Reveillon dinners combine holiday tradition and contemporary gastronomy.

Have you ever fasted? Whether for religious or health reasons, fasting creates an empty feeling that hovers somewhere between the physical and the mental spheres.

Fasting was asked of Catholics on special days, Christmas Eve being one of them. The 19th century Catholic French Creoles, some of the earliest European residents of New Orleans, practiced this fasting and broke their fast with Reveillon dinners. The word “reveillon” is French for “awakening” and the Creoles would literally awaken their digestion with large family dinners after returning home from midnight mass.

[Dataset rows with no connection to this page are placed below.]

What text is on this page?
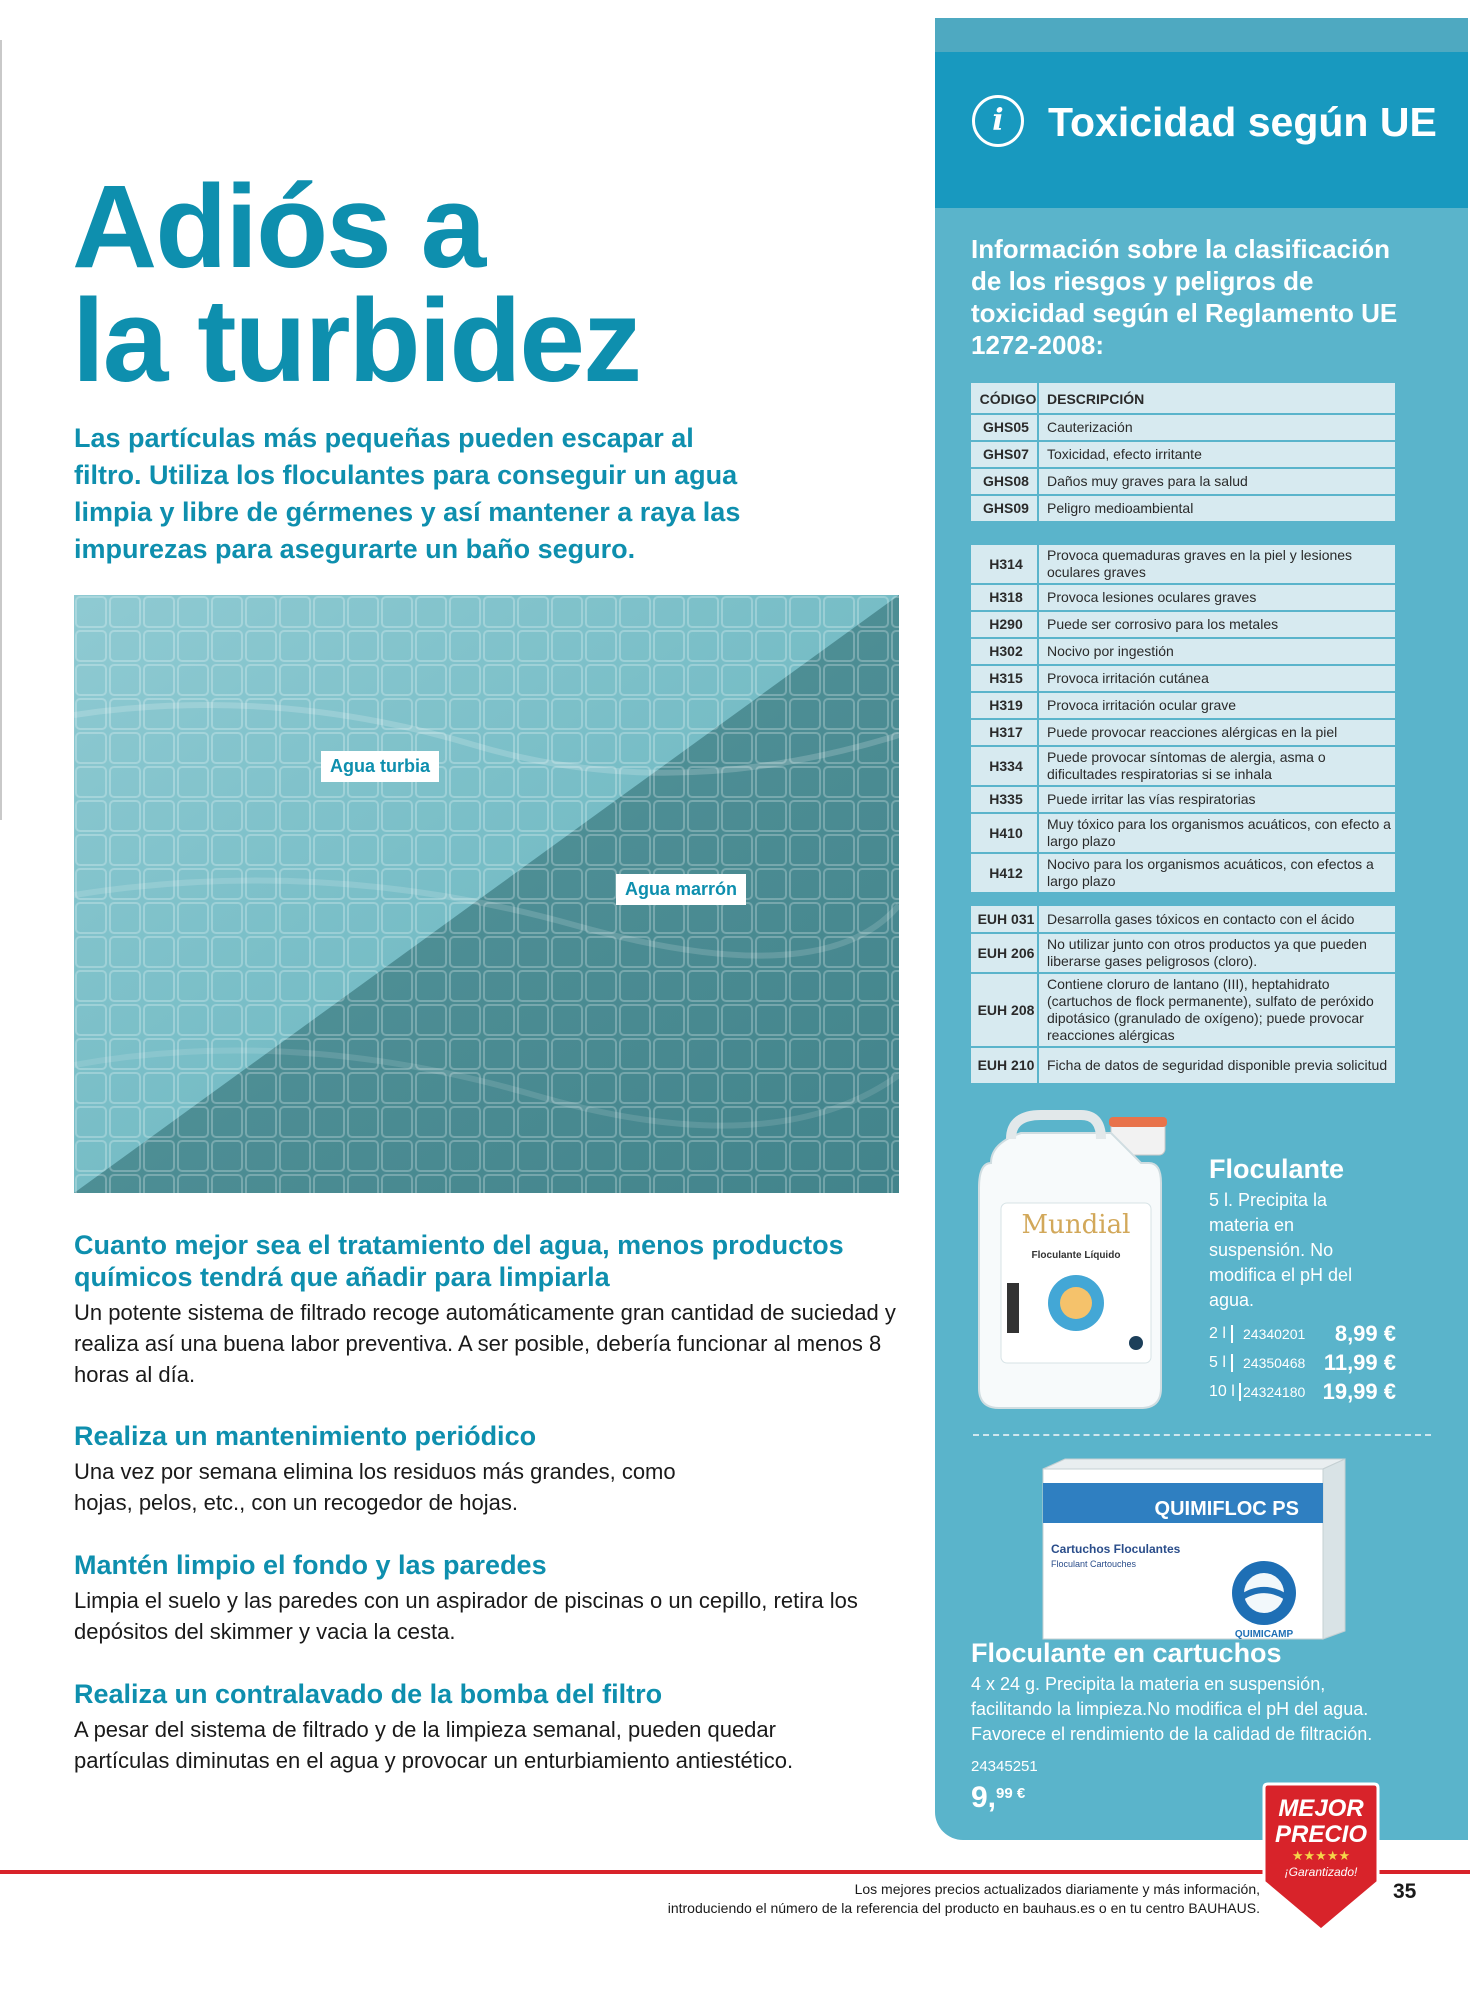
Adiós a
la turbidez
Las partículas más pequeñas pueden escapar al filtro. Utiliza los floculantes para conseguir un agua limpia y libre de gérmenes y así mantener a raya las impurezas para asegurarte un baño seguro.
Agua turbia
Agua marrón
Cuanto mejor sea el tratamiento del agua, menos productos químicos tendrá que añadir para limpiarla

Un potente sistema de filtrado recoge automáticamente gran cantidad de suciedad y realiza así una buena labor preventiva. A ser posible, debería funcionar al menos 8 horas al día.

Realiza un mantenimiento periódico

Una vez por semana elimina los residuos más grandes, como hojas, pelos, etc., con un recogedor de hojas.

Mantén limpio el fondo y las paredes

Limpia el suelo y las paredes con un aspirador de piscinas o un cepillo, retira los depósitos del skimmer y vacia la cesta.

Realiza un contralavado de la bomba del filtro

A pesar del sistema de filtrado y de la limpieza semanal, pueden quedar partículas diminutas en el agua y provocar un enturbiamiento antiestético.

i	Toxicidad según UE
Información sobre la clasificación de los riesgos y peligros de toxicidad según el Reglamento UE 1272-2008:
CÓDIGO	DESCRIPCIÓN
GHS05	Cauterización
GHS07	Toxicidad, efecto irritante
GHS08	Daños muy graves para la salud
GHS09	Peligro medioambiental
H314	Provoca quemaduras graves en la piel y lesiones oculares graves
H318	Provoca lesiones oculares graves
H290	Puede ser corrosivo para los metales
H302	Nocivo por ingestión
H315	Provoca irritación cutánea
H319	Provoca irritación ocular grave
H317	Puede provocar reacciones alérgicas en la piel
H334	Puede provocar síntomas de alergia, asma o dificultades respiratorias si se inhala
H335	Puede irritar las vías respiratorias
H410	Muy tóxico para los organismos acuáticos, con efecto a largo plazo
H412	Nocivo para los organismos acuáticos, con efectos a largo plazo
EUH 031	Desarrolla gases tóxicos en contacto con el ácido
EUH 206	No utilizar junto con otros productos ya que pueden liberarse gases peligrosos (cloro).
EUH 208	Contiene cloruro de lantano (III), heptahidrato (cartuchos de flock permanente), sulfato de peróxido dipotásico (granulado de oxígeno); puede provocar reacciones alérgicas
EUH 210	Ficha de datos de seguridad disponible previa solicitud
Mundial
Floculante Líquido
Floculante
5 l. Precipita la materia en suspensión. No modifica el pH del agua.
2 l 24340201 8,99 €
5 l 24350468 11,99 €
10 l 24324180 19,99 €
QUIMIFLOC PS
Cartuchos Floculantes
Floculant Cartouches
QUIMICAMP
Floculante en cartuchos
4 x 24 g. Precipita la materia en suspensión, facilitando la limpieza.No modifica el pH del agua. Favorece el rendimiento de la calidad de filtración.
24345251
9,99 €
Los mejores precios actualizados diariamente y más información,
introduciendo el número de la referencia del producto en bauhaus.es o en tu centro BAUHAUS.
35
MEJOR
PRECIO
★★★★★
¡Garantizado!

The historic feast would typically feature gumbo, game pies, soups and special desserts. Starting the meal around 2:00 a.m. and continuing through the morning, the Creoles celebrated with food and drinks like brandy and coffee.

The practice of Reveillon faded through the centuries and around World War II had become basically a thing of the past. However, restaurants created a resurgence of the tradition in the 1990s and Reveillon has once again become a popular New Orleans tradition.

Participating in a Reveillon as a visitor to New Orleans is easier and more rewarding than ever, with nearly 50 local restaurants creating special holiday menus and prix fixe pricing, many of them lasting through December 31.

The menu options are plentiful and diverse, honoring the historic Creole dishes in many cases, but also leaving room for modern interpretations of holiday recipes. Today’s chefs have the leeway to create new traditions within the framework of this old practice.

New Orleans’ oldest restaurants, Antoine’s, Arnaud’s and Galatoire’s, all offer Reveillon dinners. Some of our newest gastronomic gems offer their interpretations as well, including Killer Po-Boys, Meauxbar and Willa Jean.

From the classic Turtle Soup at Broussard’s to the Black Bean & Chorizo Sope with Salvadorian Crema & Queso Fresco at Johnny Sanchez, diners can challenge their palates and explore both the classic and newest recipes in New Orleans.

Prix fixe dinners start around $50 per person. Reservations specifying the Reveillon dinner option are required.